After his NFL stint wound down, Simms connected with an executive producer of one of Bear Grylls’s shows, in which the former British special-forces hotshot made forays into the wilds of Panama. Simms came on as an assistant director, coordinating an oceanside scene that had to be shot in 30 minutes before the tide went out.

“Bear likes to work fast and efficiently,” Simms says. “I grew up being quite outdoorsy and I like challenges where everything is new and fast and exciting. We hit it off, and my relationship with him grew from there. I’ve shot with him in China, India, all over Europe and Africa. I’ve probably done around 100 episodes of some type of programming with him in some capacity.”

The work has been intense. “The hairs on the back of your neck rise a little bit when you’re trying to coordinate a shoot with a lion or a cheetah or a rhino,” says Simms, no doubt understating the case.
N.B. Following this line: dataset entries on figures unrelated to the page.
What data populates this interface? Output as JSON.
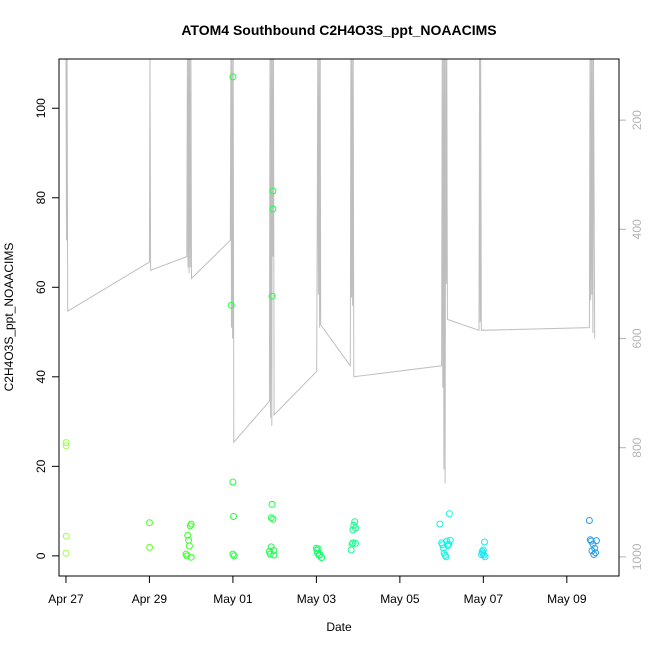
{
  "chart_data": {
    "type": "scatter",
    "title": "ATOM4 Southbound C2H4O3S_ppt_NOAACIMS",
    "xlabel": "Date",
    "ylabel": "C2H4O3S_ppt_NOAACIMS",
    "xlim": [
      "2018-04-26 20:00",
      "2018-05-10 06:00"
    ],
    "ylim": [
      -4.5,
      111
    ],
    "x_ticks": [
      "Apr 27",
      "Apr 29",
      "May 01",
      "May 03",
      "May 05",
      "May 07",
      "May 09"
    ],
    "y_ticks": [
      0,
      20,
      40,
      60,
      80,
      100
    ],
    "right_axis": {
      "label": "",
      "reversed": true,
      "ticks": [
        200,
        400,
        600,
        800,
        1000
      ],
      "ylim": [
        1035,
        88
      ],
      "color": "#b4b4b4"
    },
    "grid": false,
    "legend": "none",
    "series": [
      {
        "marker": "open-circle",
        "color_scale": "rainbow by date",
        "points": [
          {
            "x": "2018-04-27 00:05",
            "y": 25.3,
            "color": "#9cff4a"
          },
          {
            "x": "2018-04-27 00:05",
            "y": 24.6,
            "color": "#9cff4a"
          },
          {
            "x": "2018-04-27 00:10",
            "y": 4.4,
            "color": "#9cff4a"
          },
          {
            "x": "2018-04-27 00:00",
            "y": 0.6,
            "color": "#9cff4a"
          },
          {
            "x": "2018-04-29 00:00",
            "y": 7.4,
            "color": "#66ff33"
          },
          {
            "x": "2018-04-29 00:05",
            "y": 7.4,
            "color": "#66ff33"
          },
          {
            "x": "2018-04-29 00:05",
            "y": 1.9,
            "color": "#66ff33"
          },
          {
            "x": "2018-04-29 21:00",
            "y": 0.4,
            "color": "#3cff2c"
          },
          {
            "x": "2018-04-29 21:30",
            "y": 0.0,
            "color": "#3cff2c"
          },
          {
            "x": "2018-04-29 22:00",
            "y": 4.6,
            "color": "#3cff2c"
          },
          {
            "x": "2018-04-29 22:30",
            "y": 3.5,
            "color": "#3cff2c"
          },
          {
            "x": "2018-04-29 23:00",
            "y": 2.2,
            "color": "#3cff2c"
          },
          {
            "x": "2018-04-29 23:30",
            "y": 6.7,
            "color": "#3cff2c"
          },
          {
            "x": "2018-04-30 00:00",
            "y": 7.1,
            "color": "#3cff2c"
          },
          {
            "x": "2018-04-30 00:00",
            "y": -0.3,
            "color": "#3cff2c"
          },
          {
            "x": "2018-04-30 23:00",
            "y": 56.0,
            "color": "#22ff3a"
          },
          {
            "x": "2018-05-01 00:00",
            "y": 107.0,
            "color": "#22ff3a"
          },
          {
            "x": "2018-05-01 00:00",
            "y": 16.5,
            "color": "#22ff3a"
          },
          {
            "x": "2018-05-01 00:20",
            "y": 8.8,
            "color": "#22ff3a"
          },
          {
            "x": "2018-05-01 00:00",
            "y": 0.4,
            "color": "#22ff3a"
          },
          {
            "x": "2018-05-01 00:40",
            "y": 0.0,
            "color": "#22ff3a"
          },
          {
            "x": "2018-05-01 21:00",
            "y": 1.0,
            "color": "#1cff4d"
          },
          {
            "x": "2018-05-01 21:30",
            "y": 0.4,
            "color": "#1cff4d"
          },
          {
            "x": "2018-05-01 22:00",
            "y": 2.0,
            "color": "#1cff4d"
          },
          {
            "x": "2018-05-01 22:00",
            "y": 8.5,
            "color": "#1cff4d"
          },
          {
            "x": "2018-05-01 22:30",
            "y": 58.0,
            "color": "#1cff4d"
          },
          {
            "x": "2018-05-01 22:30",
            "y": 11.5,
            "color": "#1cff4d"
          },
          {
            "x": "2018-05-01 23:00",
            "y": 81.5,
            "color": "#1cff4d"
          },
          {
            "x": "2018-05-01 23:00",
            "y": 77.5,
            "color": "#1cff4d"
          },
          {
            "x": "2018-05-01 23:00",
            "y": 8.2,
            "color": "#1cff4d"
          },
          {
            "x": "2018-05-01 23:30",
            "y": 1.2,
            "color": "#1cff4d"
          },
          {
            "x": "2018-05-01 23:30",
            "y": 0.2,
            "color": "#1cff4d"
          },
          {
            "x": "2018-05-03 00:00",
            "y": 1.7,
            "color": "#12ff6a"
          },
          {
            "x": "2018-05-03 00:20",
            "y": 1.2,
            "color": "#12ff6a"
          },
          {
            "x": "2018-05-03 00:40",
            "y": 0.6,
            "color": "#12ff6a"
          },
          {
            "x": "2018-05-03 01:00",
            "y": 1.6,
            "color": "#12ff6a"
          },
          {
            "x": "2018-05-03 01:30",
            "y": 0.1,
            "color": "#12ff6a"
          },
          {
            "x": "2018-05-03 02:00",
            "y": 0.3,
            "color": "#12ff6a"
          },
          {
            "x": "2018-05-03 03:00",
            "y": -0.4,
            "color": "#12ff6a"
          },
          {
            "x": "2018-05-03 20:00",
            "y": 1.3,
            "color": "#10ff8c"
          },
          {
            "x": "2018-05-03 20:30",
            "y": 2.6,
            "color": "#10ff8c"
          },
          {
            "x": "2018-05-03 21:00",
            "y": 2.9,
            "color": "#10ff8c"
          },
          {
            "x": "2018-05-03 21:00",
            "y": 5.8,
            "color": "#10ff8c"
          },
          {
            "x": "2018-05-03 21:30",
            "y": 6.8,
            "color": "#10ff8c"
          },
          {
            "x": "2018-05-03 22:00",
            "y": 7.6,
            "color": "#10ff8c"
          },
          {
            "x": "2018-05-03 22:30",
            "y": 6.2,
            "color": "#10ff8c"
          },
          {
            "x": "2018-05-03 22:30",
            "y": 2.8,
            "color": "#10ff8c"
          },
          {
            "x": "2018-05-05 23:00",
            "y": 7.1,
            "color": "#16f2e0"
          },
          {
            "x": "2018-05-06 00:00",
            "y": 2.9,
            "color": "#16f2e0"
          },
          {
            "x": "2018-05-06 00:30",
            "y": 2.5,
            "color": "#16f2e0"
          },
          {
            "x": "2018-05-06 01:00",
            "y": 1.7,
            "color": "#16f2e0"
          },
          {
            "x": "2018-05-06 01:30",
            "y": 0.6,
            "color": "#16f2e0"
          },
          {
            "x": "2018-05-06 02:00",
            "y": 0.1,
            "color": "#16f2e0"
          },
          {
            "x": "2018-05-06 02:30",
            "y": -0.2,
            "color": "#16f2e0"
          },
          {
            "x": "2018-05-06 03:00",
            "y": 3.3,
            "color": "#16f2e0"
          },
          {
            "x": "2018-05-06 03:30",
            "y": 2.3,
            "color": "#16f2e0"
          },
          {
            "x": "2018-05-06 04:00",
            "y": 2.6,
            "color": "#16f2e0"
          },
          {
            "x": "2018-05-06 04:30",
            "y": 9.4,
            "color": "#16f2e0"
          },
          {
            "x": "2018-05-06 05:00",
            "y": 3.5,
            "color": "#16f2e0"
          },
          {
            "x": "2018-05-06 23:00",
            "y": 0.3,
            "color": "#19e8f0"
          },
          {
            "x": "2018-05-06 23:20",
            "y": 1.0,
            "color": "#19e8f0"
          },
          {
            "x": "2018-05-06 23:40",
            "y": 0.6,
            "color": "#19e8f0"
          },
          {
            "x": "2018-05-07 00:00",
            "y": 1.3,
            "color": "#19e8f0"
          },
          {
            "x": "2018-05-07 00:20",
            "y": 0.2,
            "color": "#19e8f0"
          },
          {
            "x": "2018-05-07 00:40",
            "y": 3.1,
            "color": "#19e8f0"
          },
          {
            "x": "2018-05-07 01:00",
            "y": -0.2,
            "color": "#19e8f0"
          },
          {
            "x": "2018-05-09 13:00",
            "y": 7.9,
            "color": "#2b9ee8"
          },
          {
            "x": "2018-05-09 13:30",
            "y": 3.6,
            "color": "#2b9ee8"
          },
          {
            "x": "2018-05-09 14:00",
            "y": 3.3,
            "color": "#2b9ee8"
          },
          {
            "x": "2018-05-09 14:30",
            "y": 1.1,
            "color": "#2b9ee8"
          },
          {
            "x": "2018-05-09 15:00",
            "y": 2.6,
            "color": "#2b9ee8"
          },
          {
            "x": "2018-05-09 15:30",
            "y": 0.3,
            "color": "#2b9ee8"
          },
          {
            "x": "2018-05-09 16:00",
            "y": 1.7,
            "color": "#2b9ee8"
          },
          {
            "x": "2018-05-09 16:30",
            "y": 0.7,
            "color": "#2b9ee8"
          },
          {
            "x": "2018-05-09 17:00",
            "y": 3.4,
            "color": "#2b9ee8"
          }
        ]
      },
      {
        "type": "line",
        "axis": "right",
        "color": "#bebebe",
        "points": [
          [
            "2018-04-27 00:00",
            88
          ],
          [
            "2018-04-27 00:20",
            420
          ],
          [
            "2018-04-27 00:40",
            88
          ],
          [
            "2018-04-27 01:00",
            550
          ],
          [
            "2018-04-29 00:00",
            460
          ],
          [
            "2018-04-29 00:20",
            88
          ],
          [
            "2018-04-29 00:40",
            475
          ],
          [
            "2018-04-29 21:30",
            450
          ],
          [
            "2018-04-29 21:50",
            88
          ],
          [
            "2018-04-29 22:10",
            470
          ],
          [
            "2018-04-29 22:30",
            88
          ],
          [
            "2018-04-29 22:50",
            480
          ],
          [
            "2018-04-29 23:10",
            88
          ],
          [
            "2018-04-29 23:30",
            470
          ],
          [
            "2018-04-29 23:50",
            88
          ],
          [
            "2018-04-30 00:10",
            490
          ],
          [
            "2018-04-30 22:30",
            420
          ],
          [
            "2018-04-30 22:50",
            88
          ],
          [
            "2018-04-30 23:10",
            580
          ],
          [
            "2018-04-30 23:30",
            88
          ],
          [
            "2018-04-30 23:50",
            600
          ],
          [
            "2018-05-01 00:10",
            88
          ],
          [
            "2018-05-01 00:30",
            790
          ],
          [
            "2018-05-01 21:00",
            715
          ],
          [
            "2018-05-01 21:20",
            88
          ],
          [
            "2018-05-01 21:40",
            745
          ],
          [
            "2018-05-01 22:00",
            88
          ],
          [
            "2018-05-01 22:20",
            760
          ],
          [
            "2018-05-01 22:40",
            88
          ],
          [
            "2018-05-01 23:00",
            450
          ],
          [
            "2018-05-01 23:20",
            88
          ],
          [
            "2018-05-01 23:40",
            740
          ],
          [
            "2018-05-03 00:10",
            660
          ],
          [
            "2018-05-03 00:30",
            360
          ],
          [
            "2018-05-03 00:50",
            88
          ],
          [
            "2018-05-03 01:10",
            520
          ],
          [
            "2018-05-03 01:30",
            88
          ],
          [
            "2018-05-03 01:50",
            580
          ],
          [
            "2018-05-03 02:10",
            88
          ],
          [
            "2018-05-03 02:30",
            575
          ],
          [
            "2018-05-03 19:30",
            650
          ],
          [
            "2018-05-03 19:50",
            88
          ],
          [
            "2018-05-03 20:10",
            525
          ],
          [
            "2018-05-03 20:30",
            88
          ],
          [
            "2018-05-03 20:50",
            540
          ],
          [
            "2018-05-03 21:10",
            88
          ],
          [
            "2018-05-03 21:30",
            670
          ],
          [
            "2018-05-06 00:00",
            650
          ],
          [
            "2018-05-06 00:20",
            88
          ],
          [
            "2018-05-06 00:40",
            690
          ],
          [
            "2018-05-06 01:00",
            88
          ],
          [
            "2018-05-06 01:20",
            840
          ],
          [
            "2018-05-06 01:40",
            88
          ],
          [
            "2018-05-06 02:00",
            865
          ],
          [
            "2018-05-06 02:20",
            88
          ],
          [
            "2018-05-06 02:40",
            500
          ],
          [
            "2018-05-06 03:00",
            88
          ],
          [
            "2018-05-06 03:20",
            565
          ],
          [
            "2018-05-06 21:30",
            585
          ],
          [
            "2018-05-06 21:50",
            88
          ],
          [
            "2018-05-06 22:10",
            570
          ],
          [
            "2018-05-06 22:30",
            88
          ],
          [
            "2018-05-06 22:50",
            585
          ],
          [
            "2018-05-09 13:00",
            580
          ],
          [
            "2018-05-09 13:20",
            88
          ],
          [
            "2018-05-09 13:40",
            530
          ],
          [
            "2018-05-09 14:00",
            88
          ],
          [
            "2018-05-09 14:20",
            520
          ],
          [
            "2018-05-09 14:40",
            88
          ],
          [
            "2018-05-09 15:00",
            590
          ],
          [
            "2018-05-09 15:20",
            88
          ],
          [
            "2018-05-09 16:00",
            600
          ]
        ]
      }
    ]
  }
}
The most recent Bear Grylls series, You vs. Wild (2019) on Netflix, is also interactive. The viewer can send Bear here or there on quests to rescue threatened wildlife or find lost animals or whatever, and Simms and crew had to shoot all the options in a complicated marriage of storytelling—writers work out the basic scenarios—and improv, as Bear and Simms and crew respond to weather, animal behavior, and everything else that can happen in extreme environments. Call it a special kind of real-time engineering challenge.

Those experiences prepared Simms for the fictional multistory world of the Undertaker. The wrestler-actors are good at improv, he says, because they play characters in the ring. But he also enjoys having more control over what happens than he did in his Grylls days. “I think it’s making me a stronger storyteller,” he says, “because I’m used to having to pivot on a dime because of an avalanche or tigers being nearby.”

And then he says something that is very LA. “I’ve got a few more things on the scripted side in development now. I’m looking forward.”

Jon Spayde is a writer in the Twin Cities.